Geçmişin izini süren, geleceğe ışık tutan bir yolculuğa hazır mısınız?

Tarihin, bilimin, kültürün ve sanatın engin dünyasında; derin bir hafızaya sahip olan filler gibi geçmişin her detayını unutmadan, geleceği birlikte keşfetmek için buradayız! Fil Tarih, tarihin tozlu raflarını karıştırırken bilimsel yeniliklerden, sinemanın büyüleyici dünyasından ve çevre sorunlarına dair en güncel yaklaşımlardan ilham alıyor.

Tıpkı filler gibi her ayrıntıyı hatırlayarak, her hikâyeyi titizlikle saklayarak bilgiye, kültüre ve sanata dair zengin bir dünya sunuyoruz.

Tarihi unutulmaz kılmak, bilimi anlaşılır kılmak ve sanatla ruhunuzu beslemek için buradayız.

Ad

resme alternatif yazı

İskender ve Helenistik Kültür

 M.Ö. 359 yılında Makedonya'da II. Filip'in tahta çıktığı dönemde, Yunanistan'da Klasik Dönem devam etmekteydi. II. Filip, M.Ö. 336 yılına kadar Atina ve Selanik dahil olmak üzere Makedonya'dan İstanbul'a kadar uzanan geniş bir coğrafyayı fethetti. II. Filip'in fetihleri, diğer fetihlerden farklı bir karaktere sahipti. Yayılmacı bir politika benimsemesine rağmen, ele geçirdiği yerlerin halkını köleleştirmeyerek onlara “eşit vatandaşlık” statüsü tanıdı.  M.Ö. 336 yılında bir suikast sonucu hayatını kaybeden II. Filip’in ardından tahta oğlu İskender geçti. İskender, dönemin en iyi eğitimini almış, genç ve karizmatik bir liderdi.
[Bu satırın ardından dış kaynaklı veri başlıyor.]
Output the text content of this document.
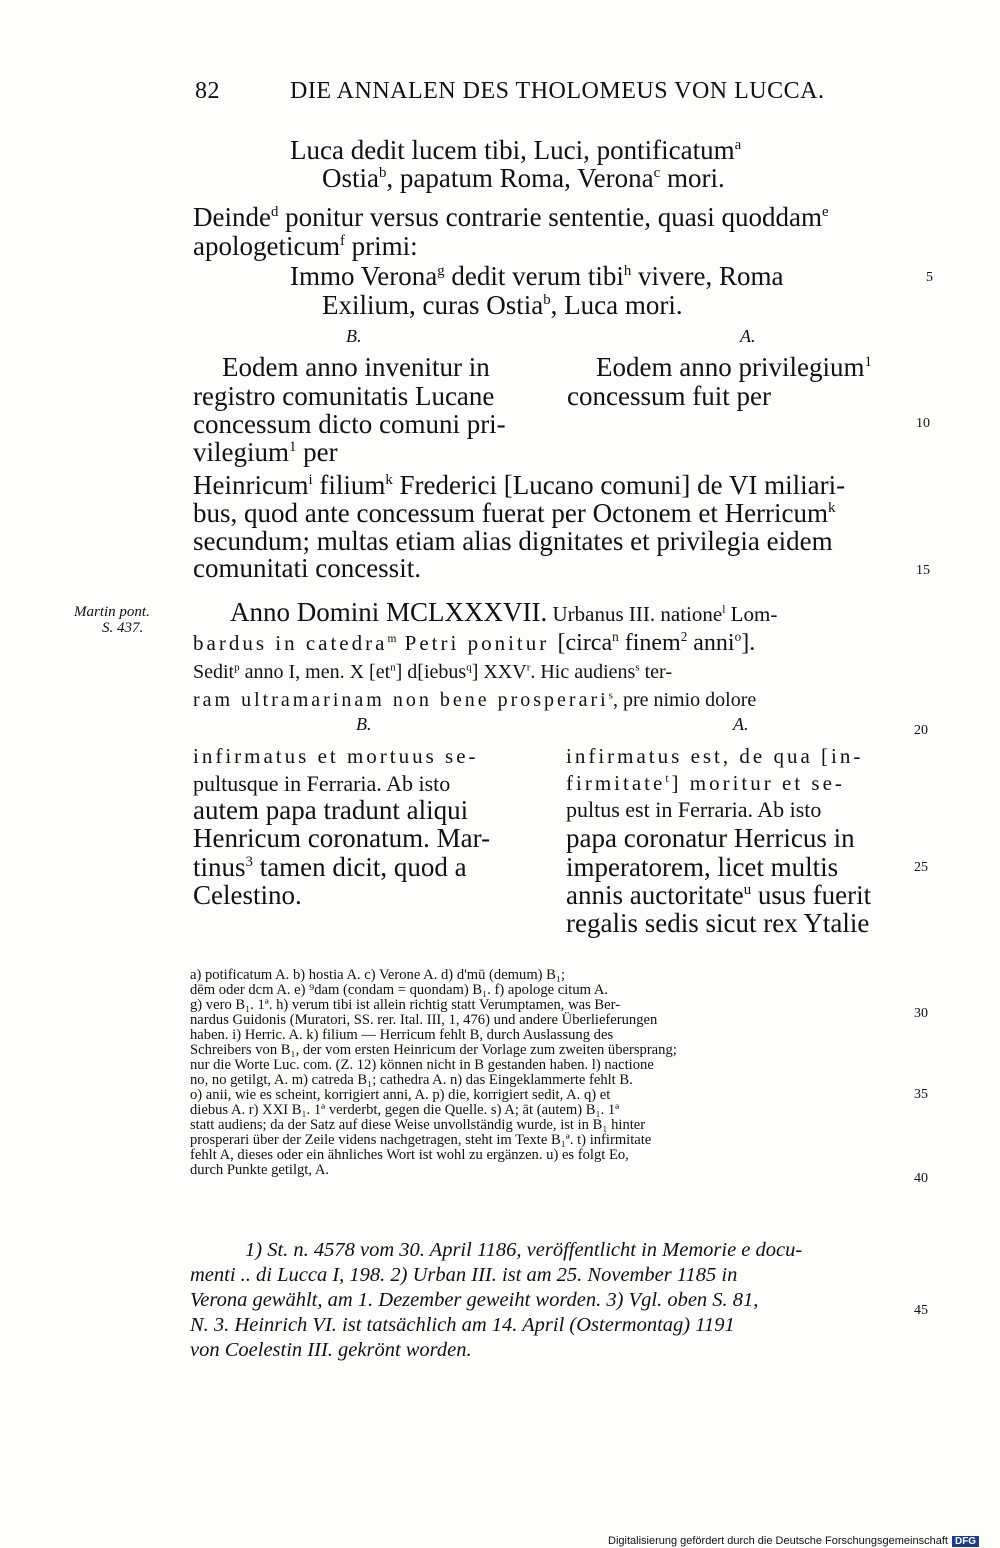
82	DIE ANNALEN DES THOLOMEUS VON LUCCA.
Luca dedit lucem tibi, Luci, pontificatum$^a$
Ostia$^b$, papatum Roma, Verona$^c$ mori.
Deinde$^d$ ponitur versus contrarie sententie, quasi quoddam$^e$
apologeticum$^f$ primi:
Immo Verona$^g$ dedit verum tibi$^h$ vivere, Roma
Exilium, curas Ostia$^b$, Luca mori.
5
10
15
20
25
30
35
40
45
B.	A.
Eodem anno invenitur in
registro comunitatis Lucane
concessum dicto comuni pri-
vilegium$^1$ per
Eodem anno privilegium$^1$
concessum fuit per
Heinricum$^i$ filium$^k$ Frederici [Lucano comuni] de VI miliari-
bus, quod ante concessum fuerat per Octonem et Herricum$^k$
secundum; multas etiam alias dignitates et privilegia eidem
comunitati concessit.
Martin pont.
S. 437.
Anno Domini MCLXXXVII. Urbanus III. natione$^l$ Lom-
bardus in catedra$^m$ Petri ponitur [circa$^n$ finem$^2$ anni$^o$].
Sedit$^p$ anno I, men. X $[et^n]$ d[iebus$^q$] XXV$^r$. Hic audiens$^s$ ter-
ram ultramarinam non bene prosperari$^s$, pre nimio dolore
B.	A.
infirmatus et mortuus se-
pultusque in Ferraria. Ab isto
autem papa tradunt aliqui
Henricum coronatum. Mar-
tinus$^3$ tamen dicit, quod a
Celestino.
infirmatus est, de qua [in-
firmitate$^t$] moritur et se-
pultus est in Ferraria. Ab isto
papa coronatur Herricus in
imperatorem, licet multis
annis auctoritate$^u$ usus fuerit
regalis sedis sicut rex Ytalie
a) potificatum A. b) hostia A. c) Verone A. d) d'mū (demum) B₁;
dēm oder dcm A. e) ⁹dam (condam = quondam) B₁. f) apologe citum A.
g) vero B₁. 1ª. h) verum tibi ist allein richtig statt Verumptamen, was Ber-
nardus Guidonis (Muratori, SS. rer. Ital. III, 1, 476) und andere Überlieferungen
haben. i) Herric. A. k) filium — Herricum fehlt B, durch Auslassung des
Schreibers von B₁, der vom ersten Heinricum der Vorlage zum zweiten übersprang;
nur die Worte Luc. com. (Z. 12) können nicht in B gestanden haben. l) nactione
no, no getilgt, A. m) catreda B₁; cathedra A. n) das Eingeklammerte fehlt B.
o) anii, wie es scheint, korrigiert anni, A. p) die, korrigiert sedit, A. q) et
diebus A. r) XXI B₁. 1ª verderbt, gegen die Quelle. s) A; āt (autem) B₁. 1ª
statt audiens; da der Satz auf diese Weise unvollständig wurde, ist in B₁ hinter
prosperari über der Zeile videns nachgetragen, steht im Texte B₁ª. t) infirmitate
fehlt A, dieses oder ein ähnliches Wort ist wohl zu ergänzen. u) es folgt Eo,
durch Punkte getilgt, A.
1) St. n. 4578 vom 30. April 1186, veröffentlicht in Memorie e docu-
menti .. di Lucca I, 198. 2) Urban III. ist am 25. November 1185 in
Verona gewählt, am 1. Dezember geweiht worden. 3) Vgl. oben S. 81,
N. 3. Heinrich VI. ist tatsächlich am 14. April (Ostermontag) 1191
von Coelestin III. gekrönt worden.
Digitalisierung gefördert durch die Deutsche Forschungsgemeinschaft DFG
Aristo’nun öğrencisi olarak yetiştiği için felsefe, bilim ve tıp konularına büyük bir ilgi göstermekteydi. Babasının izinden giderek yayılmacı fakat hoşgörülü bir politika izledi; fethettiği bölgelerin halkını köleleştirmeyip, kendilerini bu toprakların meşru yöneticileri olarak kabul etti.  
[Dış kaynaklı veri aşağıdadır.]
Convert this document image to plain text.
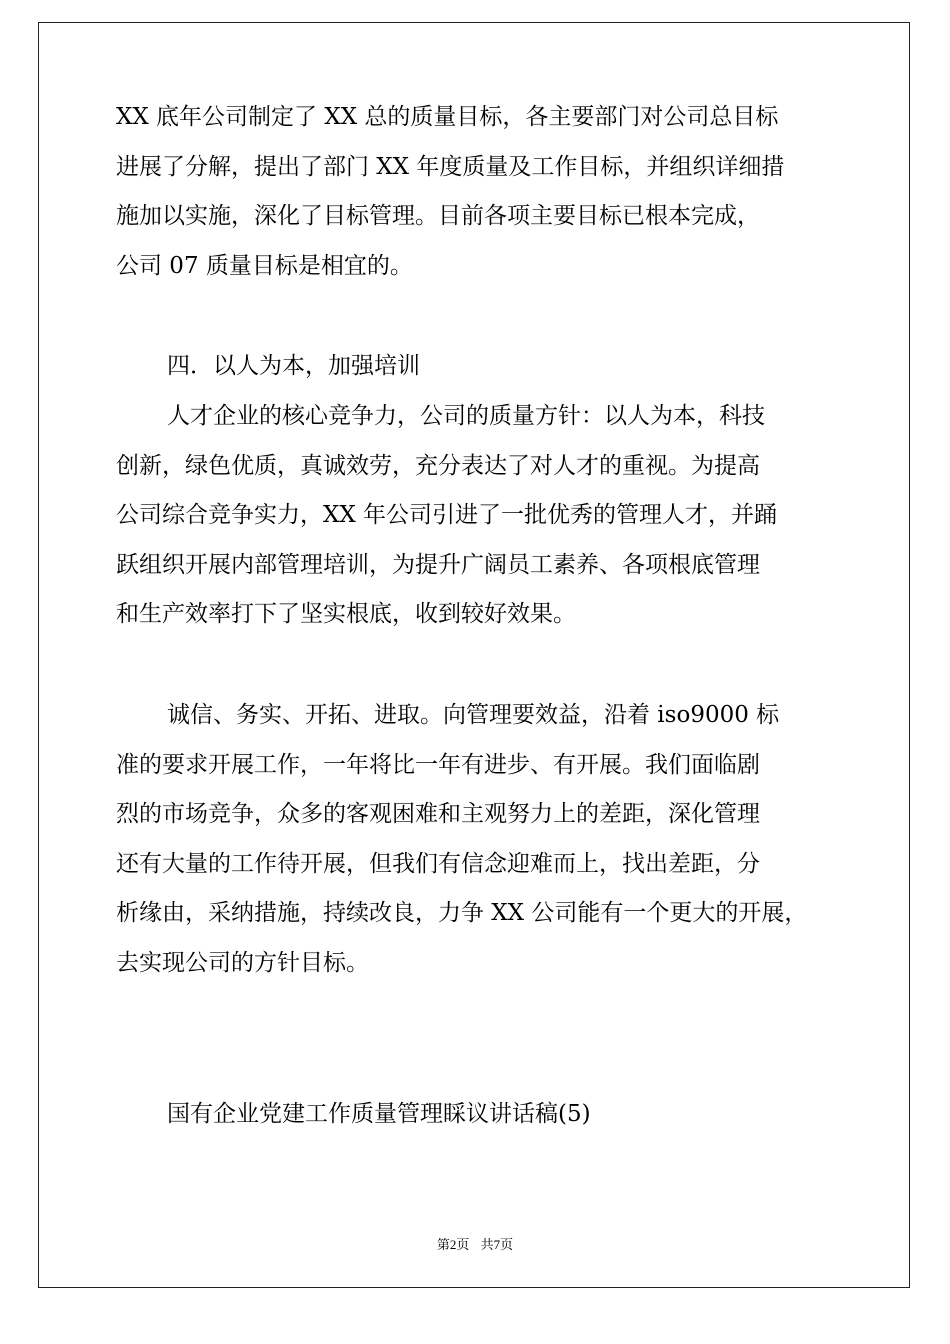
XX 底年公司制定了 XX 总的质量目标，各主要部门对公司总目标
进展了分解，提出了部门 XX 年度质量及工作目标，并组织详细措
施加以实施，深化了目标管理。目前各项主要目标已根本完成，
公司 07 质量目标是相宜的。
四．以人为本，加强培训
人才企业的核心竞争力，公司的质量方针：以人为本，科技
创新，绿色优质，真诚效劳，充分表达了对人才的重视。为提高
公司综合竞争实力，XX 年公司引进了一批优秀的管理人才，并踊
跃组织开展内部管理培训，为提升广阔员工素养、各项根底管理
和生产效率打下了坚实根底，收到较好效果。
诚信、务实、开拓、进取。向管理要效益，沿着 iso9000 标
准的要求开展工作，一年将比一年有进步、有开展。我们面临剧
烈的市场竞争，众多的客观困难和主观努力上的差距，深化管理
还有大量的工作待开展，但我们有信念迎难而上，找出差距，分
析缘由，采纳措施，持续改良，力争 XX 公司能有一个更大的开展，
去实现公司的方针目标。
国有企业党建工作质量管理睬议讲话稿(5)
第2页 共7页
İskender, tahta geçer geçmez Perslere savaş ilan etti. M.Ö. 480’lerde Perslerin Yunan Yarımadası’na saldırmalarını gerekçe göstererek savaşa girdi. Bu durumda, 160 yıl önce meydana gelmiş bir olaydan dolayı savaş ilan etmesi, savaşın sebeplerini sorgulama ihtiyacı doğurmuştur.  İskender, M.Ö. 334 yılında ordusuyla birlikte Perslerden intikam almak amacıyla Gelibolu üzerinden Anadolu’ya girdi. Ege kıyıları boyunca ilerleyerek Lykia’ya (günümüz Antalya’sı) geçti ve ardından Gordion’a yöneldi. Gordion'un seçilmesinin nedeni, burada yer alan ünlü düğümle ilgili bir efsanedir; efsaneye göre, bu düğümü çözen kişi Asya'nın fatihi olacaktı. İskender, düğümü çözme çabası sonuç vermeyince sinirlenip, düğümü kılıcıyla kesmiştir. Bu eylem, onun tüm Asya’yı fethetmesini sağlasa da, aceleci tavrı ve çözüm tarzı ileride kendi sonunu da getirmiştir.  
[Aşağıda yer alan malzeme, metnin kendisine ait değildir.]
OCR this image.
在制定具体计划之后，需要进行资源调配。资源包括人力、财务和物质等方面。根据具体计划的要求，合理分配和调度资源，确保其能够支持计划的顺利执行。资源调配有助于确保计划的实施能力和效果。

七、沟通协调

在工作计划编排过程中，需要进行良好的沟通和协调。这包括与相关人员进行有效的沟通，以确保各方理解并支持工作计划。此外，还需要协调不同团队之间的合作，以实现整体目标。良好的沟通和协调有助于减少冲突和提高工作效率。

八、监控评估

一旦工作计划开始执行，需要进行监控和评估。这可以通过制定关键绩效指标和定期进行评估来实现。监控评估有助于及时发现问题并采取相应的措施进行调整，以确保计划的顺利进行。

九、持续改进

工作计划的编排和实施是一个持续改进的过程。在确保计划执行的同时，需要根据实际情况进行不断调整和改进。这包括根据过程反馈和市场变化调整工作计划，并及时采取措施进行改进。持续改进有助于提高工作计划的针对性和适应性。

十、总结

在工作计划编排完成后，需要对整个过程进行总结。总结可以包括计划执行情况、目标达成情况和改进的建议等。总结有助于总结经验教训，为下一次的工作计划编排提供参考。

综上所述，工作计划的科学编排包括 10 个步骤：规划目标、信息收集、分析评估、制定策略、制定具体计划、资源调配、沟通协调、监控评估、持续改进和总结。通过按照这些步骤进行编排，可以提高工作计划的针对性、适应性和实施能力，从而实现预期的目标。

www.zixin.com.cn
İskender, Gordion’dan sonra Anadolu’nun güneyine inerek Mısır’a geçti. Mısır’ı fethederek kendini bu bölgenin meşru yöneticisi ilan eden genç imparator, firavunlar gibi giyinmeye başlamış ve zamanla kendini “Zeus’un oğlu” olarak tanıtmıştır. Bu durum, halk arasında onu yarı-tanrı olarak görmeye başlamalarına yol açmıştır.  Mısır’ı fethettikten sonra Anadolu’ya geri dönen İskender, daha sonra Pers ülkesine yöneldi ve burayı da fethetti. İskender, Pers kültürüne uyum sağlayarak Pers giysileri giymeye ve saç stilini bu kültüre uygun hale getirmeye başladı. Pers prensesi ile evlenip bir oğlu olan İskender, burada durmayarak Hindistan’a doğru yeni bir sefere çıktı.  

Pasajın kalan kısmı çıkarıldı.